The co-fixed-point condition
A mode index n is a co-fixed-point of the sector comb filtration generated by seeds \(n_d=1\), \(n_u=3\), and composite \(n_s=4\) if the hockey-stick recursion \(S(n+1, d) = S(n, d) + S(n, d{-}1)\) closes at n — meaning n participates in one of the generation laws or is a simplex image of the seed. The sector d is fixed independently by the Hopf-chain structure that assigns each particle family to its sector. The pair \((n, d)\) is a stable particle exactly when it is a tower output.
This is a purely algebraic condition applied uniformly across every sector from the same composite \(n_s = 4\) and seed pair \(\{n_d=1,\, n_u=3\}\). The same filtration that selects the electron — a \(d=6\) \(\mathbb{CP}^3\) sector excitation of \(\Psi_\infty\), a genuine 6D object inhabiting six macroscopic spatial dimensions, whose 3D appearance is what a \(d=3\) observer measures — in \(d=6\) also selects the strange quark mode in \(d=3\) and the second neutrino mode in \(d=5\). Cross-sector uniformity is a consequence of coordinate nesting: all sectors share the same underlying \(M_\infty\), so the same algebraic filter applies throughout.
Modes for which the recursion does not close are not stable resonances of \(M_\infty\). They exist as eigenvalues of the Dirac operator, but two mechanisms make them unstable: modes at odd levels are l-parity disconnected from the seeds — no power of the sector kernel can reach them — and modes at even levels dephase permanently in the infinite-dimensional coupled system. Either way, they do not persist as particles.
The co-fixed-point condition is a structural postulate of IDWT, supported by the fact that it selects exactly the observed spectrum. Its full derivation from the IDWT equations of motion — why non-co-fixed-point modes are dynamically unstable — is an open item.
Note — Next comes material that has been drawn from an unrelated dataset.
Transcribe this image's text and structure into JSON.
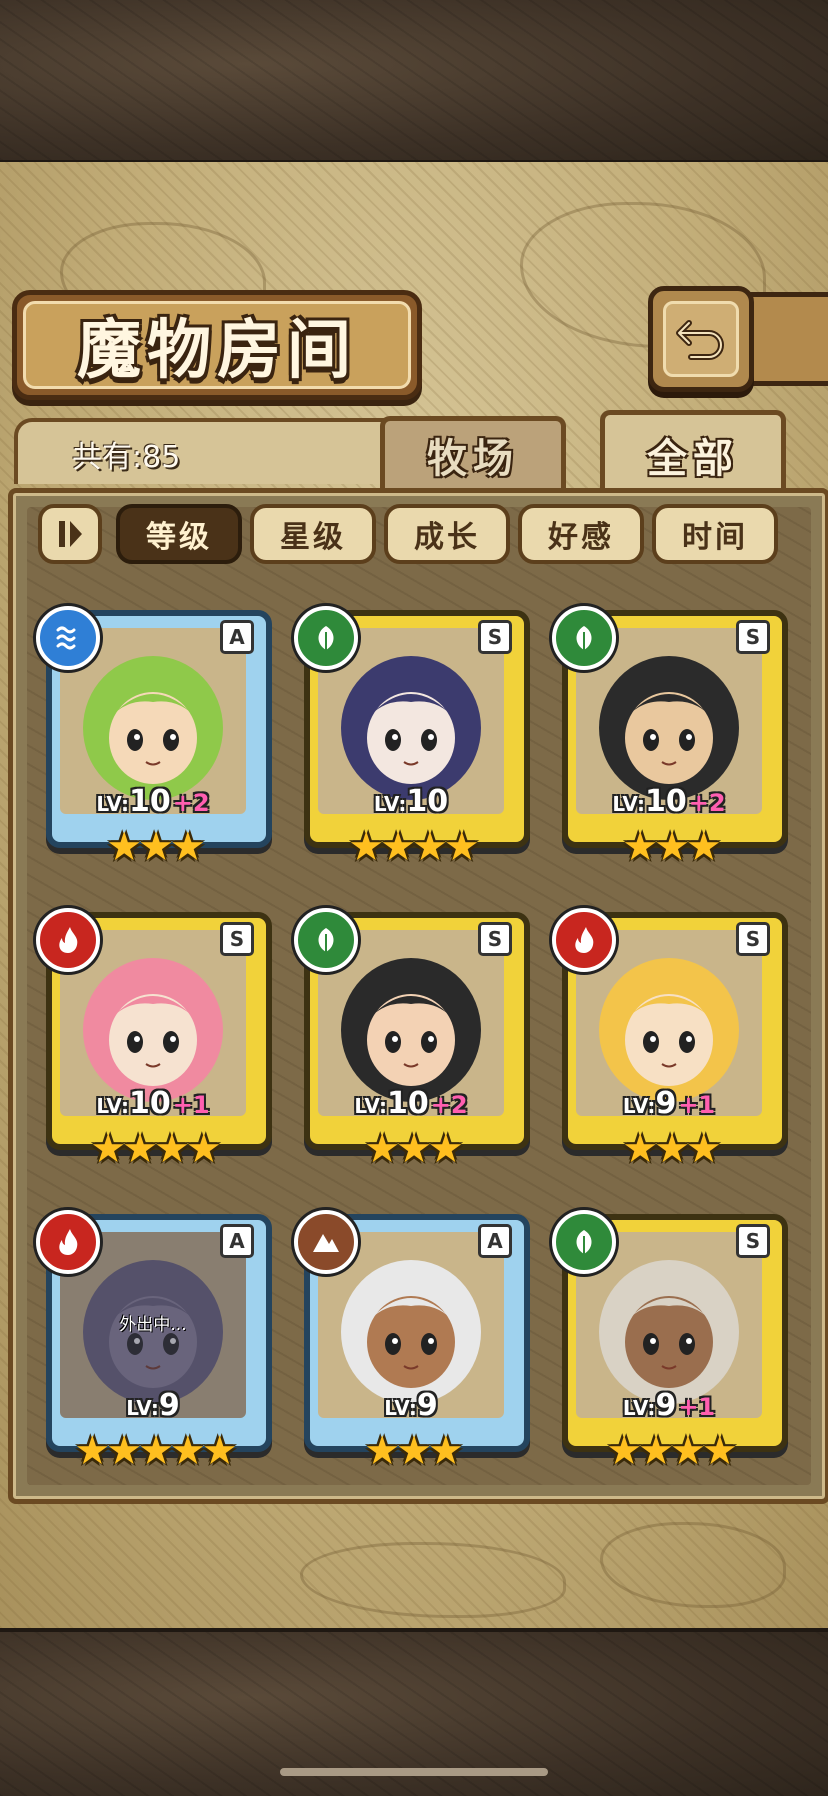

The selected spectrum: exactly 15
The members of \(\Sigma_{\text{pairs}}\) constitute the entire stable particle spectrum. The exhaustive result (verified computationally for \(n \leq 200\) across all six sectors) is:
| Particle | Sector | n | Co-fixed-point |
|---|---|---|---|
| \(\gamma\), W, Z, H | \(d=2\) | 0, 76, 81, 95 | ✓ |
| d quark, s quark | \(d=3\) | 1, 4 | ✓ |
| b quark | \(d=3\) | beat \(k_0=16\) | ✓ (quartic bifurcation) |
| u, c, t quarks | \(d=4\) | 3, 20, 72 | ✓ |
| \(\nu_1, \nu_2, \nu_3\) | \(d=5\) | 10, 15, 22 | ✓ |
| e, \(\mu\) | \(d=6\) | 13, 35 | ✓ |
| \(\tau\) | \(d=10\) | 23 | ✓ |
No mode-sector pair beyond these is a co-fixed-point. The spectrum is closed. There are no additional stable particles waiting to be discovered — not because the spectrum is truncated by an assumption, but because no further (n,d) pair is a tower output. Any new particle would require either a new sector (excluded by the sector set theorem T3) or a new co-fixed-point (exhaustively excluded).
What the unselected modes are
The vast majority of (n, d) pairs are not co-fixed-points. This does not mean they are absent from nature: every such pair exists as a resonance of \(\Psi_\infty\). It simply does not persist as a stable particle. The \(d=3\) modes at \(n=2\) and \(n=3\), for example, sit between the down and strange quarks (≈18.8 and 47 MeV); they are not co-fixed-points, so they appear at most as broad short-lived colour-triplet excitations, never as stable states.
The unselected modes include: all mode indices between the observed ones that fail to be tower outputs; and all modes in sectors \(d \geq 11\), which fall below the Jacobi coupling threshold and cannot form stable particles (Gegenbauer threshold theorem T5). What we call "the particle spectrum" is the stable subset of a far larger mathematical structure — fixed entirely by the three integer seeds \(\{n_d=1,\, n_u=3,\, n_{\rm top}=72\}\) (composite \(n_s = 4\)) and the geometry of \(M_\infty\).